Many community members said the widened road and bike lane were unnecessary, and that the focus should be on fixing the roadway. Earl sees the two widening options as ways of anticipating growth and higher levels of traffic.

“I look at the two plans with (mechanically stabilized earth) walls and what I think is, ‘in about 10 to 15 years, will I need that 3 feet then?’” he said.

For years, Halls Hill Road has been the literal center of a swarm of safety concerns. At the top of the ridge, development has increased truck traffic, and because of the weight limit on Halls Hill Road, those trucks are concentrated into narrow residential lanes.

Bob Lawrence of Mill Heights Circle said truck traffic often begins at 7 a.m. and continues through the afternoon.
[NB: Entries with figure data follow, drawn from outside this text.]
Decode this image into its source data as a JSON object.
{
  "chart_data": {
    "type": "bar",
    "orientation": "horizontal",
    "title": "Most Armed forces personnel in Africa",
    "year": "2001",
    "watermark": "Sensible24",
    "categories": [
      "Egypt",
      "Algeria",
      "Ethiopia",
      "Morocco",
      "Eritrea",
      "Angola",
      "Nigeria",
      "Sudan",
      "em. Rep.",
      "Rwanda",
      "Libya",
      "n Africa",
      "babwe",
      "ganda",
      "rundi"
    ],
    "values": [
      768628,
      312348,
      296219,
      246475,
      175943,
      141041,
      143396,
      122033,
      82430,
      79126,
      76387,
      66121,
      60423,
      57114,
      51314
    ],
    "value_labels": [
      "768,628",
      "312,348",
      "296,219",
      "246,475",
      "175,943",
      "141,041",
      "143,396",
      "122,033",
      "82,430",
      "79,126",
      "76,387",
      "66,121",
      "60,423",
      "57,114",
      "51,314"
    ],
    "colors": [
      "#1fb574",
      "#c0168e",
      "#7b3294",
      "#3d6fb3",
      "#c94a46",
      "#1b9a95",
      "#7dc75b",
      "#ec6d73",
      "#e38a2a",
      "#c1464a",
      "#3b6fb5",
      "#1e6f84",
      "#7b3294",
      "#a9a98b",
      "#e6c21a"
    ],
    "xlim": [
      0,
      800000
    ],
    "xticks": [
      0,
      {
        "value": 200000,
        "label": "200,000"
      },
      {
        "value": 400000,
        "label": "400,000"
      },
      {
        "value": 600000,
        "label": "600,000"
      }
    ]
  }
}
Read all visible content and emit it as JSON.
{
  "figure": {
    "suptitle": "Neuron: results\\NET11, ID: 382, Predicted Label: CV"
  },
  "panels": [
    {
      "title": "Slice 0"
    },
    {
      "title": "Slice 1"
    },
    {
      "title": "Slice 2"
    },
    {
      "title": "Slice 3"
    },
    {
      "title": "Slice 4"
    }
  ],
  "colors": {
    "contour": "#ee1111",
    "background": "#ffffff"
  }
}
He’s concerned about the safety of children and pets on the street as many of the trucks have trouble negotiating the narrow curves near his home.

“I’d prefer they would go up Halls Hill Road directly to the site,” he said.

Below the road on Seaborn Road and Rockaway Beach Drive, squeezed in between the sheer side of Halls Hill and the banks of Blakely Harbor, fears persist about the stability of the slope and runoff residents have seen pouring into the harbor.

In the summer of 2006 residents there convinced the City Council to close the road until the slope’s stability could be determined. The road was reopened several weeks later after a consultant deemed the hillside safe.

Later the city admitted to skimping on replanting a swath of hillside above the road, which had been cleared for re-grading.

Some residents below the slope aren’t convinced that the slope has been proven safe and believe the city’s failure to replant the hillside properly has exacerbated the threat of landslides.

Curt Winston of Seaborn Road said his previous concerns about slope stability had been met by city engineers.

“No engineer is going to sign off on something that’s going to fall down and kill someone,” he said. “If they’re satisfied, then I’m satisfied.”

Winston hopes Public Works can find the budget to move forward with a design that will both fix the roadway and provide effective storm drainage.

“I think they need to look at the runoff coming from the uphill development,” he said. “Hopefully there will be enough sediment settlement that it won’t come out looking like the Amazon basin.”

Susan Bottles, who lives at the five-way intersection, said rainwater from the hillside runs down onto the road and freezes, wearing the asphalt and creating slippery conditions. She favors a full repair to make the intersection safer for drivers and walkers.

“As someone who has fallen there three times personally, I can speak to that,” she said.